By Federico Maccioni and Marc Jones
DUBAI, June 13 (Reuters) - The Israeli shekel suffered widespread selling on Friday along with some government bonds and equity markets across the Middle East after Israel launched missile strikes against Iran.
Israel said it had targeted nuclear facilities, ballistic missile factories and military commanders as part of what would be a prolonged operation to prevent Tehran from building nuclear weapons.
Iran promised a harsh response to attacks that killed the heads of both its armed forces and the Revolutionary Guards, and Israel said it was trying to intercept about 100 drones launched in retaliation towards Israeli territory.
Israel's shekel was down 1.5% against the dollar having tumbled as much as 3.5% at one point. It was also on track for its biggest weekly drop since last July following days of escalating rhetoric.
The country's longer-dated government bonds continued to slide alongside others in the region from Egypt and Jordan. The cost of insuring the debt against default using so-called credit default swaps also rose again.
One buy-side analyst in London who requested anonymity, added it could be far more significant than the situation in Gaza, where Israel is fighting a war against the Palestinian militant group Hamas.
"There is a lot more room for widening (of sovereign bond and credit spreads) if this escalates," he said.
"The only silver lining in these attacks for the wider region is the absence of any nuclear radiation.
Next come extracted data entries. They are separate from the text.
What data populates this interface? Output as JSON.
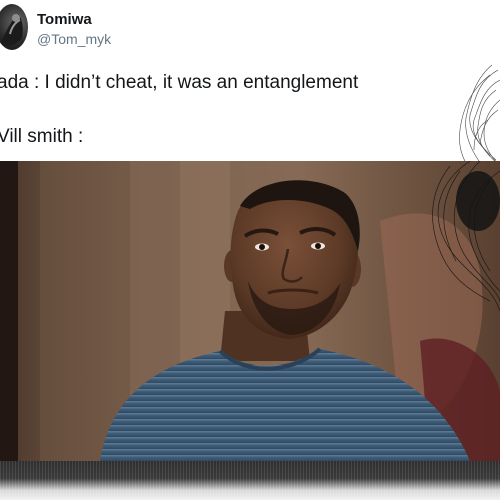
{
  "tweet": {
    "author_name": "Tomiwa",
    "author_handle": "@Tom_myk",
    "lines": [
      "ada : I didn’t cheat, it was an entanglement",
      "Vill smith :"
    ]
  },
  "media": {
    "subject_icon": "man-portrait-photo"
  },
  "colors": {
    "text": "#14171a",
    "handle": "#657786",
    "shirt": "#3d5a75"
  }
}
Until there is a deal with Iran, it is not clear what prevents further escalation," said Hasnain Malik head of emerging and frontier markets equity strategy at Tellimer.
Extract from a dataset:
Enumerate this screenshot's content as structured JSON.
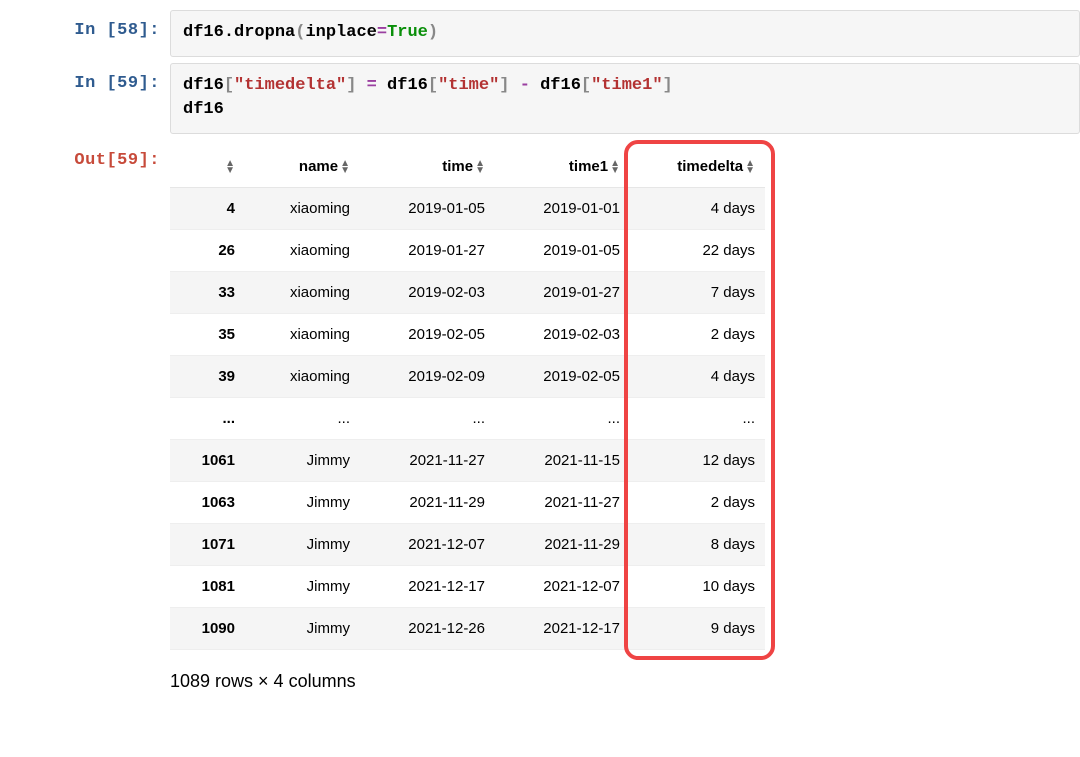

"That creates an overhang for investor appetite, which the oil price bump does not offset," Malik said.
OIL PRICES SURGE
Oil prices surged more than 9%, hitting their highest in almost five months and the largest intraday moves for both Brent crude futures and U.S. West Texas Intermediate crude contracts since 2022.
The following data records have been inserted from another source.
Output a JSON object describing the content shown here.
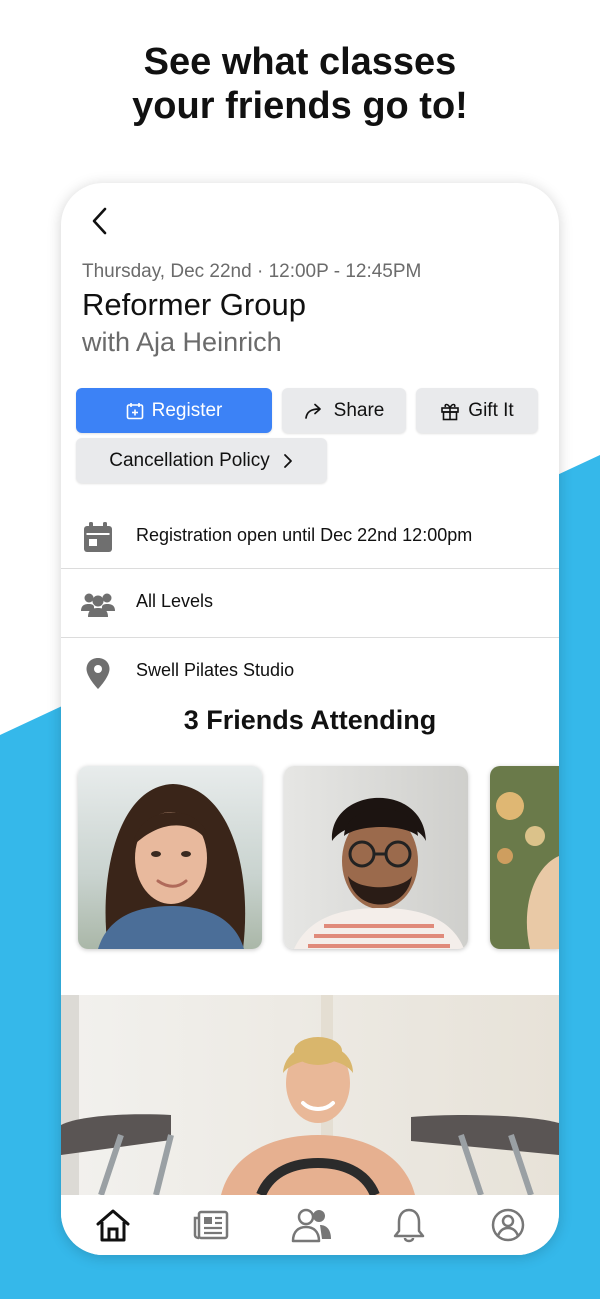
{
  "promo": {
    "headline_line1": "See what classes",
    "headline_line2": "your friends go to!"
  },
  "class": {
    "date_time": "Thursday, Dec 22nd · 12:00P - 12:45PM",
    "title": "Reformer Group",
    "instructor": "with Aja Heinrich"
  },
  "actions": {
    "register_label": "Register",
    "share_label": "Share",
    "gift_label": "Gift It",
    "policy_label": "Cancellation Policy"
  },
  "details": [
    {
      "icon": "calendar-icon",
      "text": "Registration open until Dec 22nd 12:00pm"
    },
    {
      "icon": "group-icon",
      "text": "All Levels"
    },
    {
      "icon": "location-pin-icon",
      "text": "Swell Pilates Studio"
    }
  ],
  "friends": {
    "title": "3 Friends Attending"
  },
  "tabs": [
    "home-icon",
    "news-icon",
    "friends-icon",
    "bell-icon",
    "profile-icon"
  ],
  "colors": {
    "accent_blue": "#3c82f6",
    "wave_blue": "#35b8ea",
    "button_grey": "#e9eaec",
    "icon_grey": "#6f6f6f"
  }
}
"If we see oil prices moving towards $80 and above then that becomes more of an issue for global central banks," said Chris Scicluna, head of economic research at Daiwa Capital Markets, agreeing with other analysts that it would also strain oil importers.
Dubai's main share index .DDFMGI closed down 1.9%, while Abu Dhabi's main index .FTFADGI ended 1.3% lower having recouped bigger intraday losses.
Air Arabia AIRA.DU shares in Dubai closed down 3.2%, as airlines cleared out of the airspace over Israel, Iran, Iraq and Jordan after the Israeli strikes.
Real estate companies were impacted, with developers Emaar Properties EMAR.DU and Union Properties UPRO.DU closing down 3.5% and 6.9%, respectively, while Abu Dhabi's Aldar ALDAR.AD shares ended the session down 3.9%.
Insurers were also hit and National General Insurance NGIN.DU, Dubai Insurance DINC.DU and Sukoon Takaful SUKOONT.DU closed between 8-10% lower.
Other bourses across the Gulf, including Saudi Arabia and Qatar, were closed on Friday and were set to hold their first trading session after the attacks on Sunday.
"Equity markets, especially in the region, are very sensitive to geopolitical events as individual investors are a key player in it," said Mohammed Ali Yasin, the chief executive of Ghaf Benefits at asset manager Lunate in Abu Dhabi.
Investors also headed towards safe-haven assets, with gold prices climbing to their highest levels in nearly two months.
"We do expect market volatility in the Middle East to continue as political instability remains the key factor affecting investors' sentiments," said Tariq Kakish, deputy CEO at FH Capital in Abu Dhabi.
He added, however, that previous confrontations between Iran and Israel had always had a short impact on markets.
"We believe this will have a similar pattern," he said.